Baermann book 1 is all words, no music. When you get to book 2, the fun starts. Both the original German and the English version edited by Gustave Langenus are on line as free PDFs. You're in good hands with Baermann. Like his father, he was a world-class performer and a pretty fair composer as well. Unlike many pedagogues today, he wrote exercises that are musical and not just mechanical, but his understanding of the mechanics of the clarinet is unsurpassed. He knows what every finger needs to do to get the notes out and he will train your fingers to do the same!
In the Langenus edition of books 1 and 2 combined the finger exercises start on page 29 first in throat register and then higher. Practice these both actually playing them on the clarinet and also just singing the rhythm while you silently finger them. You can practice them silently when you don't even have a clarinet in your hand. His instructions are perennial: "As a matter of course, the above exercises must be practiced very slowly at first and gradually faster until they can be played fluently without mistakes in quick tempos." I suspect that Baermann was a bit of a comedian and his comments were addressed to open mouthed students looking with terror upon what he has set for them to play. In book 3 of the method he has a note on a page of terrifying octave and double octave passages to the effect that "one cannot expect to get through this in one sitting. it must be learned gradually, piece by piece."

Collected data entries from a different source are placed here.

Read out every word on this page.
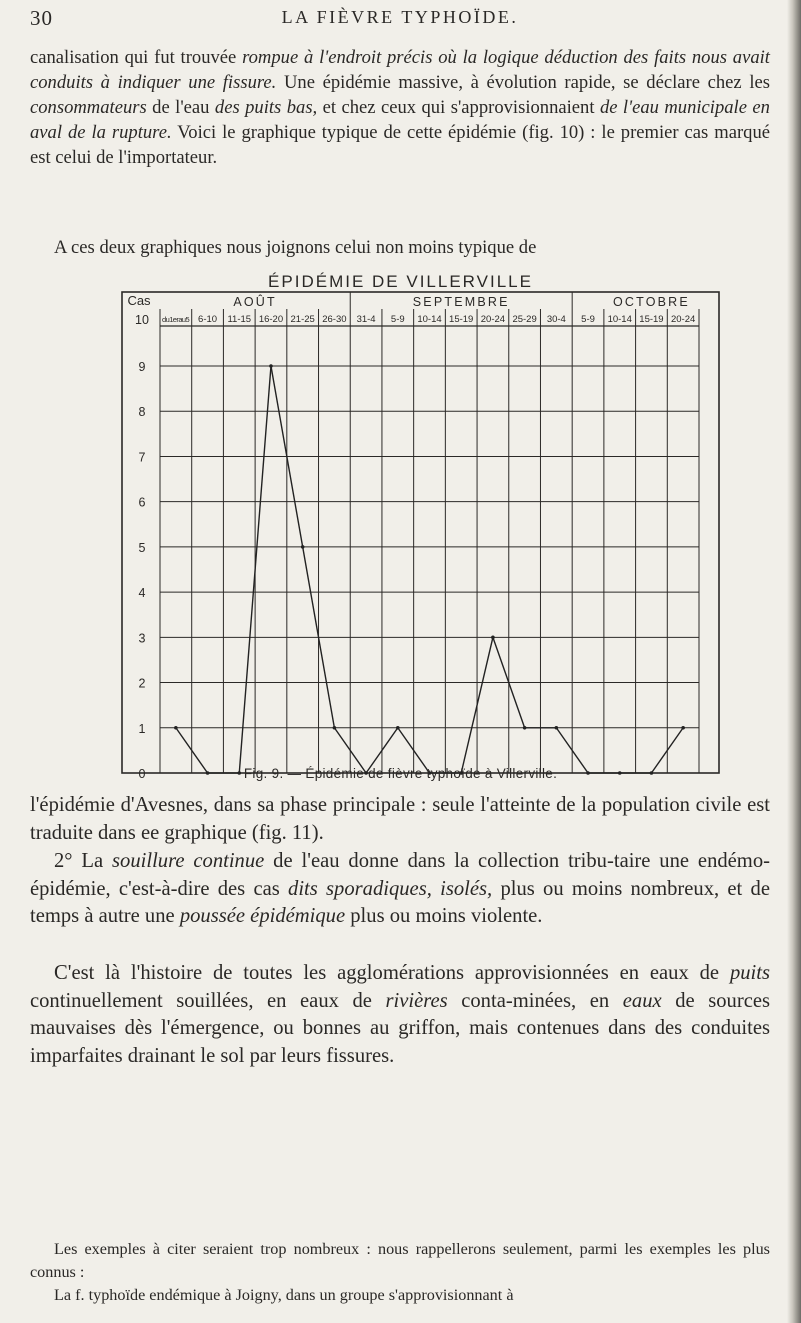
30	LA FIÈVRE TYPHOÏDE.

canalisation qui fut trouvée rompue à l'endroit précis où la logique déduction des faits nous avait conduits à indiquer une fissure. Une épidémie massive, à évolution rapide, se déclare chez les consommateurs de l'eau des puits bas, et chez ceux qui s'approvisionnaient de l'eau municipale en aval de la rupture. Voici le graphique typique de cette épidémie (fig. 10) : le premier cas marqué est celui de l'importateur.

A ces deux graphiques nous joignons celui non moins typique de

ÉPIDÉMIE DE VILLERVILLE
AOÛT	SEPTEMBRE	OCTOBRE
du1erau5 6-10 11-15 16-20 21-25 26-30 31-4 5-9 10-14 15-19 20-24 25-29 30-4 5-9 10-14 15-19 20-24
Cas
10
9
8
7
6
5
4
3
2
1
0	Fig. 9. — Épidémie de fièvre typhoïde à Villerville.

l'épidémie d'Avesnes, dans sa phase principale : seule l'atteinte de la population civile est traduite dans ee graphique (fig. 11).

2° La souillure continue de l'eau donne dans la collection tribu-taire une endémo-épidémie, c'est-à-dire des cas dits sporadiques, isolés, plus ou moins nombreux, et de temps à autre une poussée épidémique plus ou moins violente.

C'est là l'histoire de toutes les agglomérations approvisionnées en eaux de puits continuellement souillées, en eaux de rivières conta-minées, en eaux de sources mauvaises dès l'émergence, ou bonnes au griffon, mais contenues dans des conduites imparfaites drainant le sol par leurs fissures.

Les exemples à citer seraient trop nombreux : nous rappellerons seulement, parmi les exemples les plus connus :

La f. typhoïde endémique à Joigny, dans un groupe s'approvisionnant à
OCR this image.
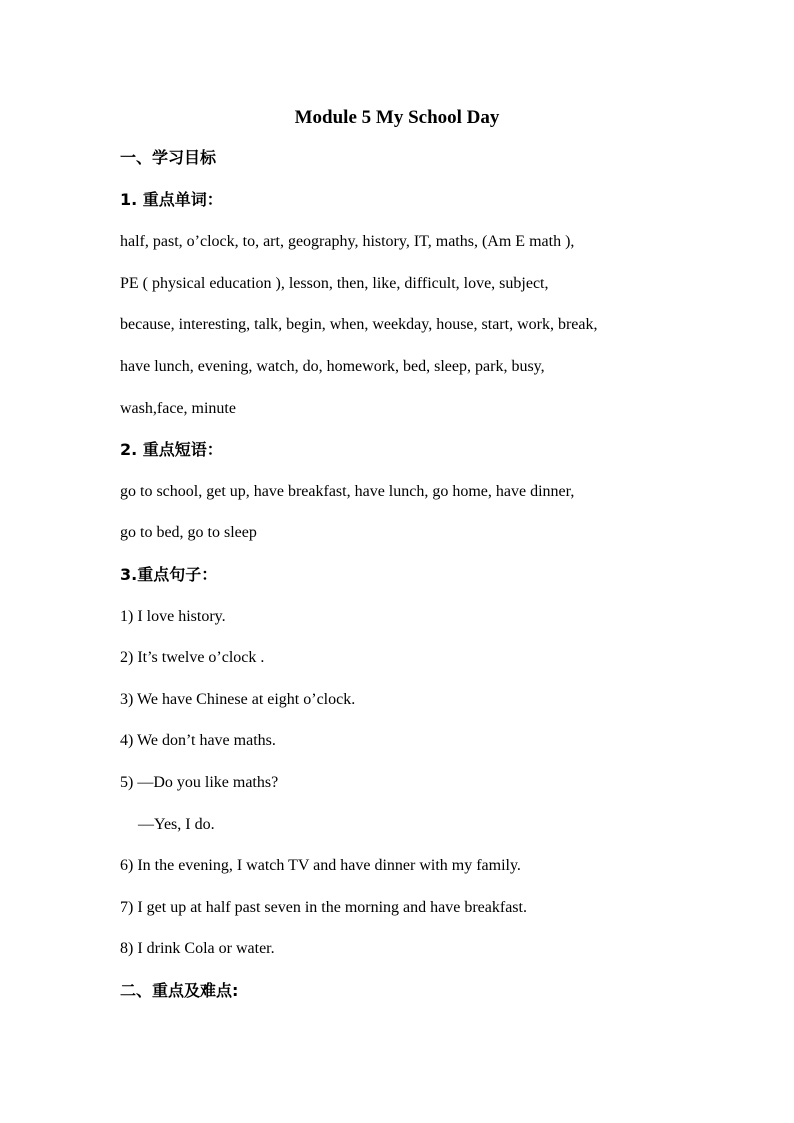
Module 5 My School Day
一、学习目标
1. 重点单词：
half, past, o’clock, to, art, geography, history, IT, maths, (Am E math ),
PE ( physical education ), lesson, then, like, difficult, love, subject,
because, interesting, talk, begin, when, weekday, house, start, work, break,
have lunch, evening, watch, do, homework, bed, sleep, park, busy,
wash,face, minute
2. 重点短语：
go to school, get up, have breakfast, have lunch, go home, have dinner,
go to bed, go to sleep
3.重点句子：
1) I love history.
2) It’s twelve o’clock .
3) We have Chinese at eight o’clock.
4) We don’t have maths.
5) —Do you like maths?
—Yes, I do.
6) In the evening, I watch TV and have dinner with my family.
7) I get up at half past seven in the morning and have breakfast.
8) I drink Cola or water.
二、重点及难点:
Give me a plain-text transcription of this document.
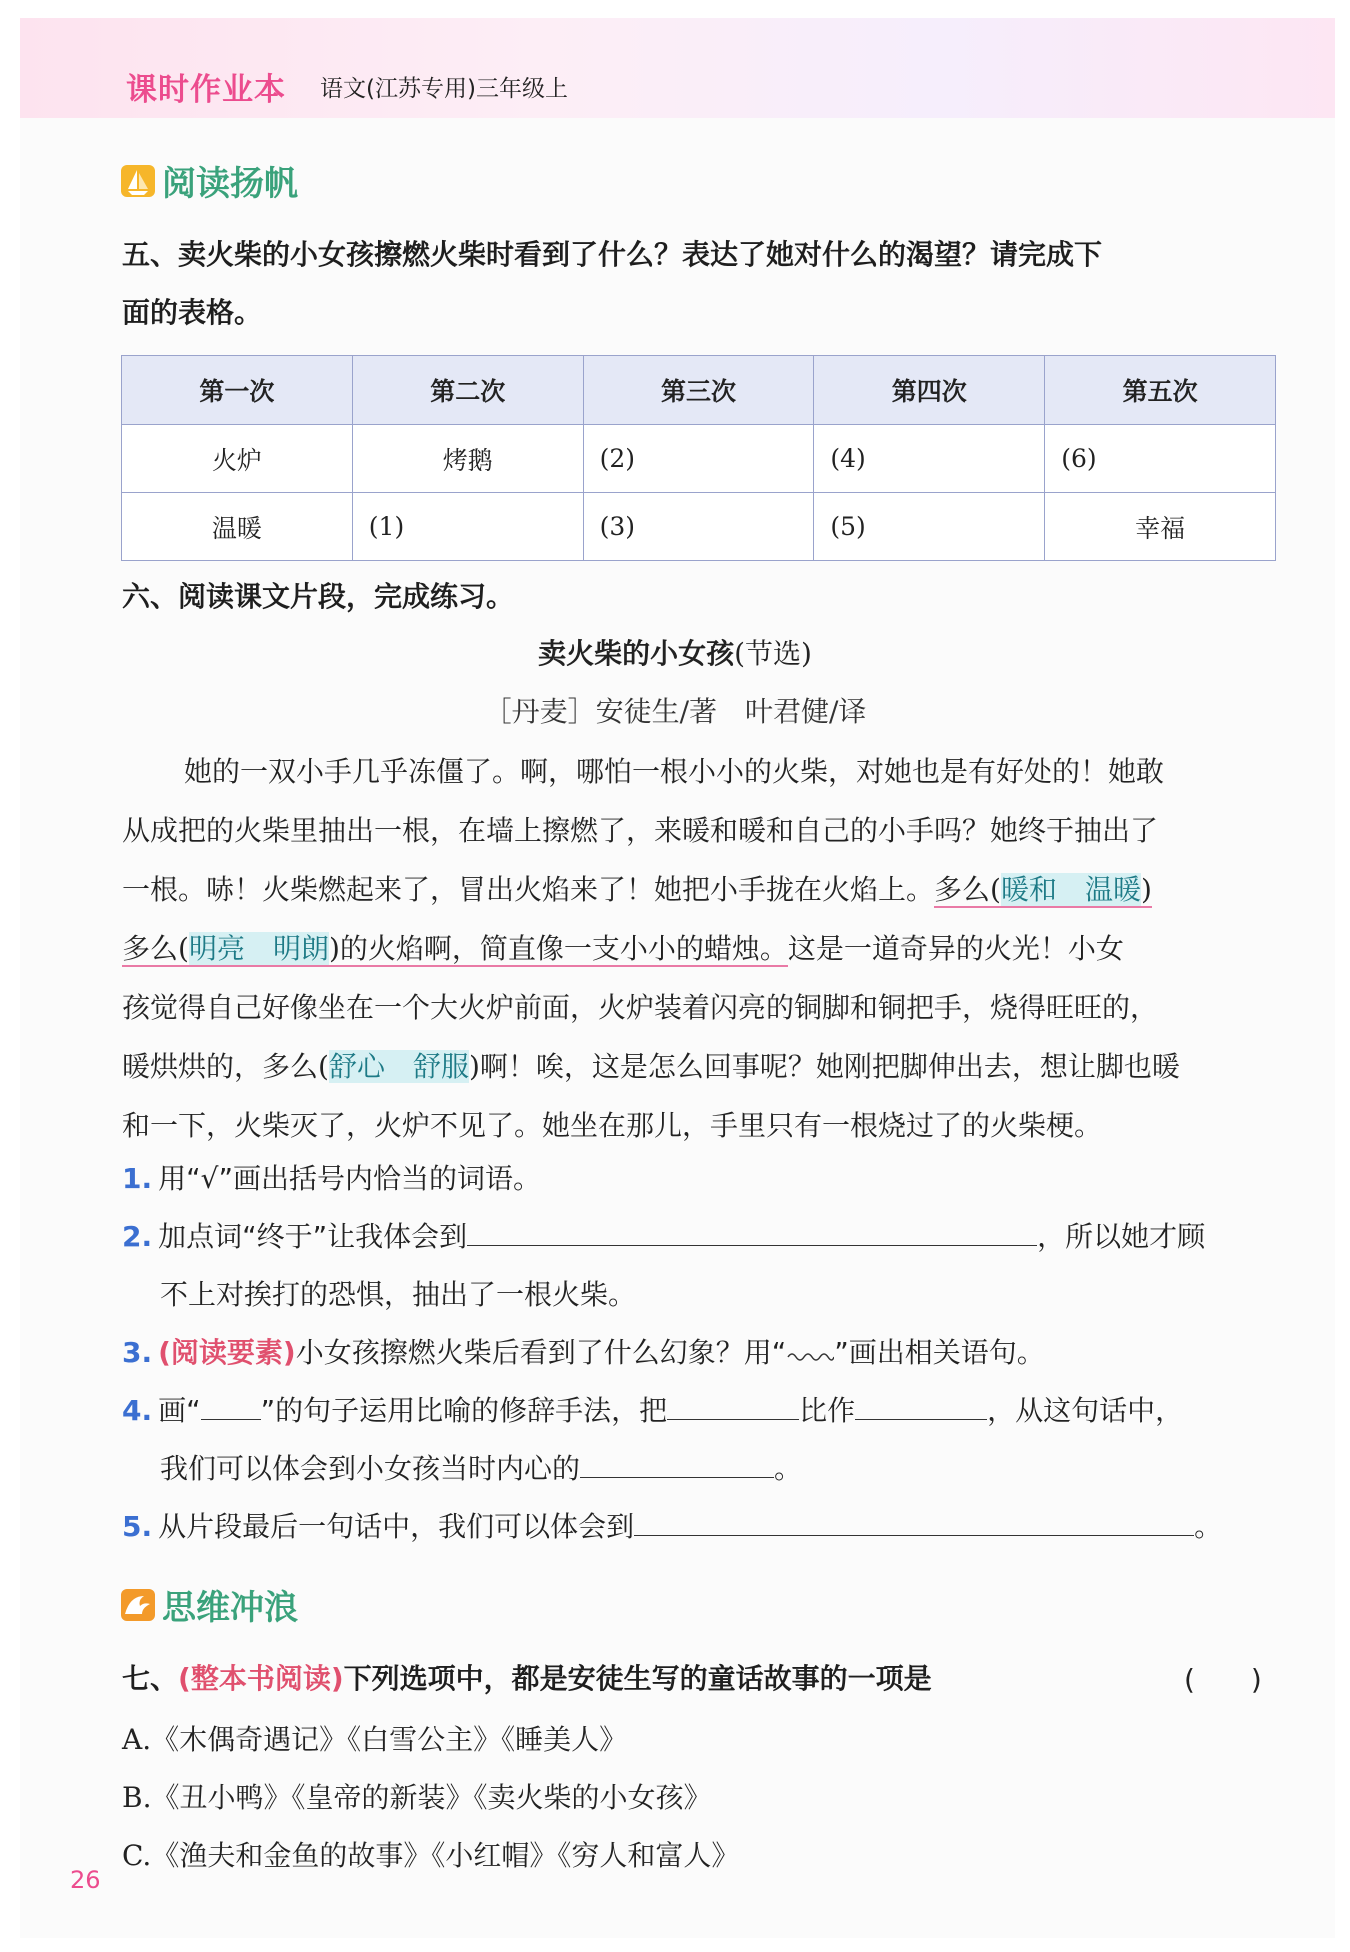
课时作业本 语文(江苏专用)三年级上
阅读扬帆
五、卖火柴的小女孩擦燃火柴时看到了什么？表达了她对什么的渴望？请完成下
面的表格。
第一次	第二次	第三次	第四次	第五次
火炉	烤鹅	(2)	(4)	(6)
温暖	(1)	(3)	(5)	幸福
六、阅读课文片段，完成练习。
卖火柴的小女孩(节选)
［丹麦］安徒生/著　叶君健/译
她的一双小手几乎冻僵了。啊，哪怕一根小小的火柴，对她也是有好处的！她敢
从成把的火柴里抽出一根，在墙上擦燃了，来暖和暖和自己的小手吗？她终于抽出了
一根。哧！火柴燃起来了，冒出火焰来了！她把小手拢在火焰上。多么(暖和　温暖)
多么(明亮　明朗)的火焰啊，简直像一支小小的蜡烛。这是一道奇异的火光！小女
孩觉得自己好像坐在一个大火炉前面，火炉装着闪亮的铜脚和铜把手，烧得旺旺的，
暖烘烘的，多么(舒心　舒服)啊！唉，这是怎么回事呢？她刚把脚伸出去，想让脚也暖
和一下，火柴灭了，火炉不见了。她坐在那儿，手里只有一根烧过了的火柴梗。
1. 用“√”画出括号内恰当的词语。
2. 加点词“终于”让我体会到	，所以她才顾
不上对挨打的恐惧，抽出了一根火柴。
3. (阅读要素)小女孩擦燃火柴后看到了什么幻象？用“ ”画出相关语句。
4. 画“ ”的句子运用比喻的修辞手法，把	比作	，从这句话中，
我们可以体会到小女孩当时内心的	。
5. 从片段最后一句话中，我们可以体会到	。
思维冲浪
七、(整本书阅读)下列选项中，都是安徒生写的童话故事的一项是	(　　)
A.《木偶奇遇记》《白雪公主》《睡美人》
B.《丑小鸭》《皇帝的新装》《卖火柴的小女孩》
C.《渔夫和金鱼的故事》《小红帽》《穷人和富人》
26
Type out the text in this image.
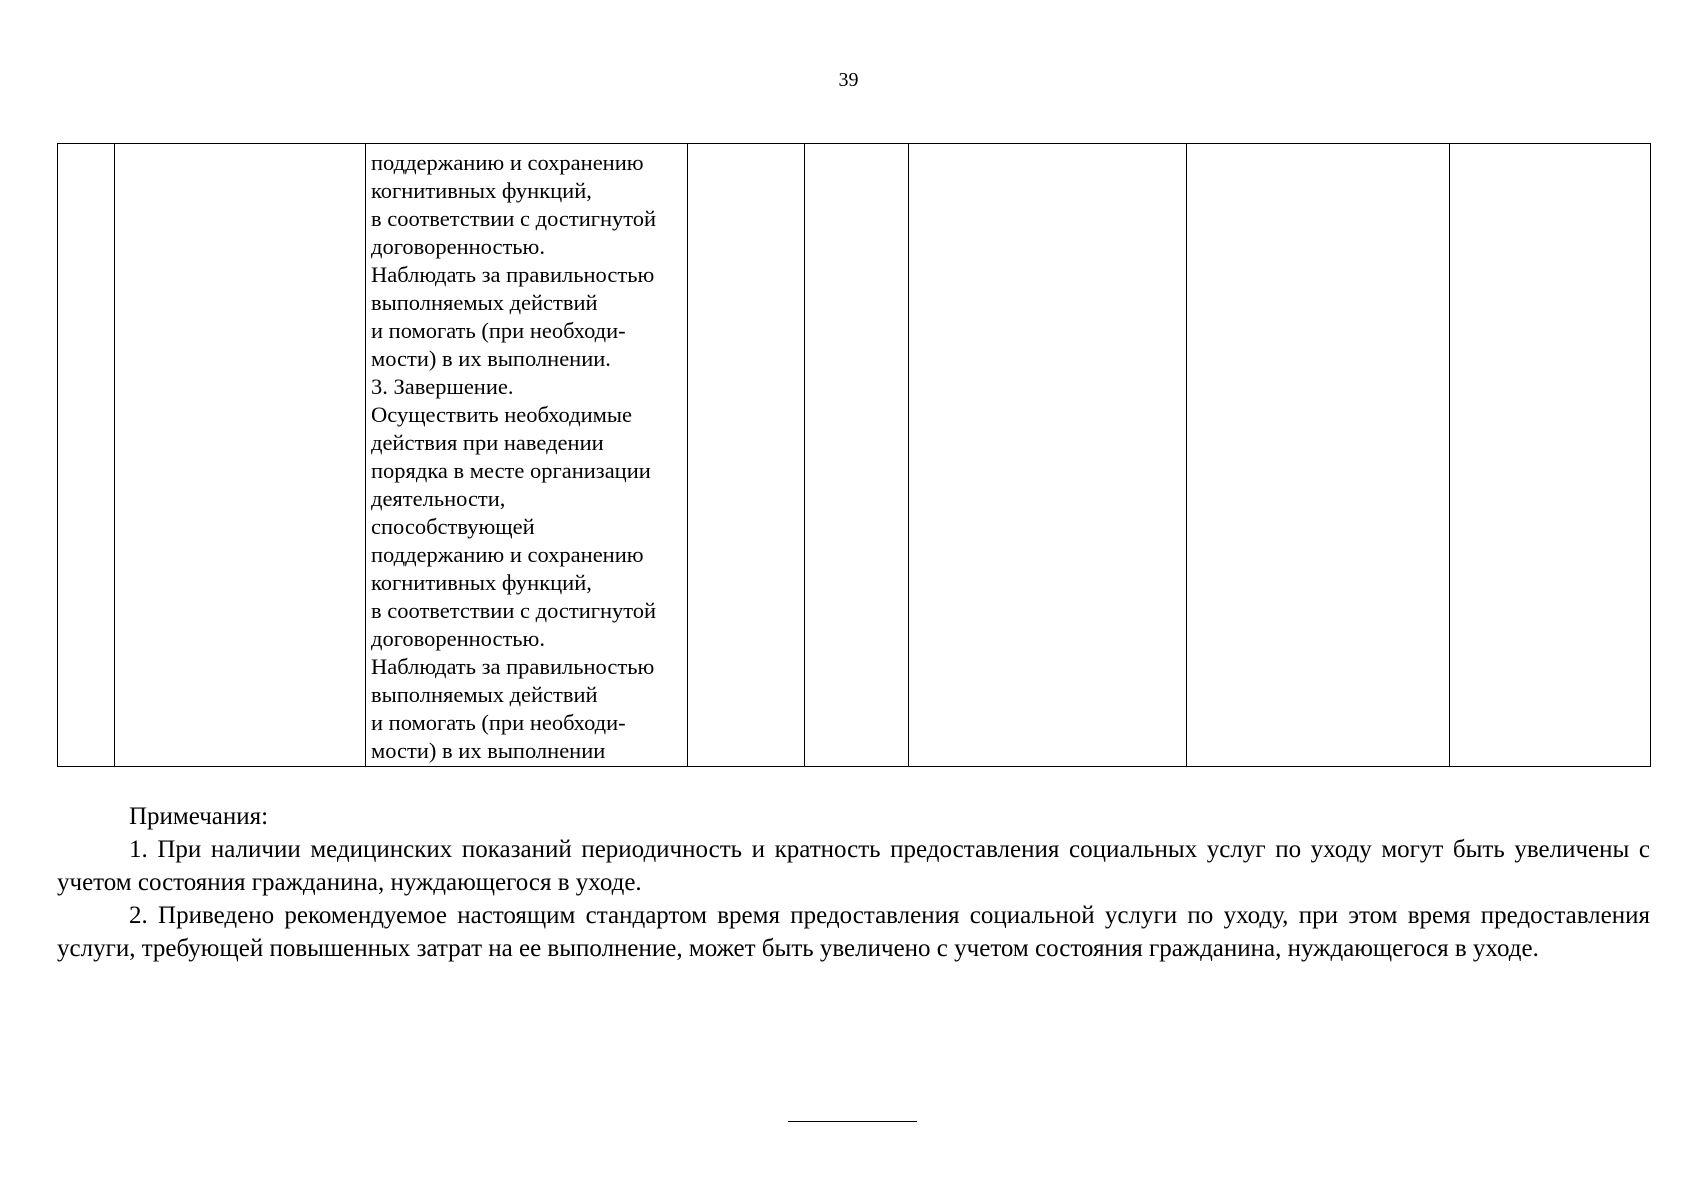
39

поддержанию и сохранению
когнитивных функций,
в соответствии с достигнутой
договоренностью.
Наблюдать за правильностью
выполняемых действий
и помогать (при необходи-
мости) в их выполнении.
3. Завершение.
Осуществить необходимые
действия при наведении
порядка в месте организации
деятельности,
способствующей
поддержанию и сохранению
когнитивных функций,
в соответствии с достигнутой
договоренностью.
Наблюдать за правильностью
выполняемых действий
и помогать (при необходи-
мости) в их выполнении

Примечания:

1. При наличии медицинских показаний периодичность и кратность предоставления социальных услуг по уходу могут быть увеличены с учетом состояния гражданина, нуждающегося в уходе.

2. Приведено рекомендуемое настоящим стандартом время предоставления социальной услуги по уходу, при этом время предоставления услуги, требующей повышенных затрат на ее выполнение, может быть увеличено с учетом состояния гражданина, нуждающегося в уходе.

The little musical interludes that Baermann writes between finger torture segments even have piano accompaniments and can be performed as real musical pieces if you care to track down the piano parts. If you plow through
all 90 some odd pages of book 2, that could take a year or more. But if you can really play everything "fluently without mistakes in quick tempos" you will also be able to TRANSFER that technique that you have gained to many other compositions, for example by Robert Schuman, Brahms, Mozart, Schubert, and, yes, Gade as well. And when you read new music, you will often discover that you have already woodshedded many of the passages you encounter. Baermann has concentrated them into his frightful drills so they will be easy to play when you later encounter them in the music of other composers.